So, get ready to discover the unexpected benefits of defying logic – and prepare to discover how much of common knowledge is actually wrong!
Give a small electric shock to a rat put in a maze, and the animal will immediately head for the exit. Increase the intensity of the shock – and it will struggle; after a certain point, it will be just too shocked to find the escape route altogether. Nothing surprising, right?
Well, it’s the same with humans: though we sometimes perform better under stress, after a certain point, we stop performing at all. Interestingly enough, the same holds true for money bonuses. The bigger they are, the more stress they seem to cause, and the more mistakes the person promised to get them is bound to make.
This isn’t true when people are tasked with mechanical or manual jobs – but they don’t get big bonuses to start with. The ones who do get – CEOs and high-level managers – accomplish much less with a big-bonus incentive hanging over their heads. The solution? If you plan to incentivize – incentivize within the averages.

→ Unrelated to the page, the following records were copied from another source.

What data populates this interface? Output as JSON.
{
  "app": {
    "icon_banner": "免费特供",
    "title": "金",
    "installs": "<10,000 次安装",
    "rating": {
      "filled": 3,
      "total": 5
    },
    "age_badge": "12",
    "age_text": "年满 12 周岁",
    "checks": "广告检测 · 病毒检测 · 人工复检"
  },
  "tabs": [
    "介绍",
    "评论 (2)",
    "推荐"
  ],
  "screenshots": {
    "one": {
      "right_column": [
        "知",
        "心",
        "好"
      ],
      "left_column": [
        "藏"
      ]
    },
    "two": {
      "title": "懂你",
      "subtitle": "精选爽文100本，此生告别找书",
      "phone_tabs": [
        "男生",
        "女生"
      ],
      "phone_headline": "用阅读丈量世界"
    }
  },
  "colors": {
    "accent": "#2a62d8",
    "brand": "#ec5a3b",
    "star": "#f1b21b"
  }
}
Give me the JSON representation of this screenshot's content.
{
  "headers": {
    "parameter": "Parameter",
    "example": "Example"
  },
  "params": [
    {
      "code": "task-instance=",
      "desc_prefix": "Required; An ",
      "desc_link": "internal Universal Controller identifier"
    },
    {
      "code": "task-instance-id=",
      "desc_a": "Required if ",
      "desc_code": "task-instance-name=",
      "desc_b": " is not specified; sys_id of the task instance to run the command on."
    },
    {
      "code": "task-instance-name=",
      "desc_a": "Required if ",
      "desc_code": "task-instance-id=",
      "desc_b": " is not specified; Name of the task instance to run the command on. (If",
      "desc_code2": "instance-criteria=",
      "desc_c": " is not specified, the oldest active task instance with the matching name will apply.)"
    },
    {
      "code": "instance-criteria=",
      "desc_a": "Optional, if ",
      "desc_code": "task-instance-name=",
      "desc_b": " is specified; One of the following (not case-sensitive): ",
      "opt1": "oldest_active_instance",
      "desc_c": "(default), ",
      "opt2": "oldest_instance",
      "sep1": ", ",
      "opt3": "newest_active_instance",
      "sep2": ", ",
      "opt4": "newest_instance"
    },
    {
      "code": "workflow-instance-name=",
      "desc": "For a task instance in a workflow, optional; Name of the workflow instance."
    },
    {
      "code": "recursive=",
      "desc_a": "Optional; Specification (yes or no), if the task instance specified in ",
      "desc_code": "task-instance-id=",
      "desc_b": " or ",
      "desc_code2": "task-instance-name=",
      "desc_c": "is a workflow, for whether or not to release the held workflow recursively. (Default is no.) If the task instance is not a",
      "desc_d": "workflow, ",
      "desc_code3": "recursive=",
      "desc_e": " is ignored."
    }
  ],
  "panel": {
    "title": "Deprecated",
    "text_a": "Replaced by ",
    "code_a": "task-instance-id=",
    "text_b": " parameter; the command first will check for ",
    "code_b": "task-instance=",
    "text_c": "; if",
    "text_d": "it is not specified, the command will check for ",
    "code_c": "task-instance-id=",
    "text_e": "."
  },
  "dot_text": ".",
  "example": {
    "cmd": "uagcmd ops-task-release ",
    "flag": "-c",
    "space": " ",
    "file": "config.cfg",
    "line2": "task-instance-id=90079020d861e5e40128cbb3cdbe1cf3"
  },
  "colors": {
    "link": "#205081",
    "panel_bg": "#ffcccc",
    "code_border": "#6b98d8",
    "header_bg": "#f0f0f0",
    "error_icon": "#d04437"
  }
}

In 1776, Adam Smith discovered that “division of labor is an incredibly effective way to achieve higher efficiency in the production process.” That is, of course, true. However, it seems that what Karl Marx noted about a century later might be true as well – namely, that division of labor alienates the workers from their work and demotivates them in real life.
This was demonstrated in a recent experiment. Two groups of people were paid to build Lego constructions individually. All of them were told they could quit any time they like. After completing their structures, the people in the first group had them carefully examined by a researcher. The second group wasn’t as lucky: their Lego constructions were dismantled promptly upon completion.
The outcome? Most of the people in the first group were quite happy to go on working. On the contrary, the majority of people from the second group lost all interest and were more likely to quit building altogether. It seems that most people pay socio-economic efficiency with their dignity, dreams, and quality of life.
The feeling of pleasure one gets from being creatively engaged in a task is sometimes referred to as the Ikea effect – for pretty obvious reasons. Almost simultaneously with the Swedish furniture giant, the financial potential this feeling entails was discerned by a Minnesota-based company called Pillsbury.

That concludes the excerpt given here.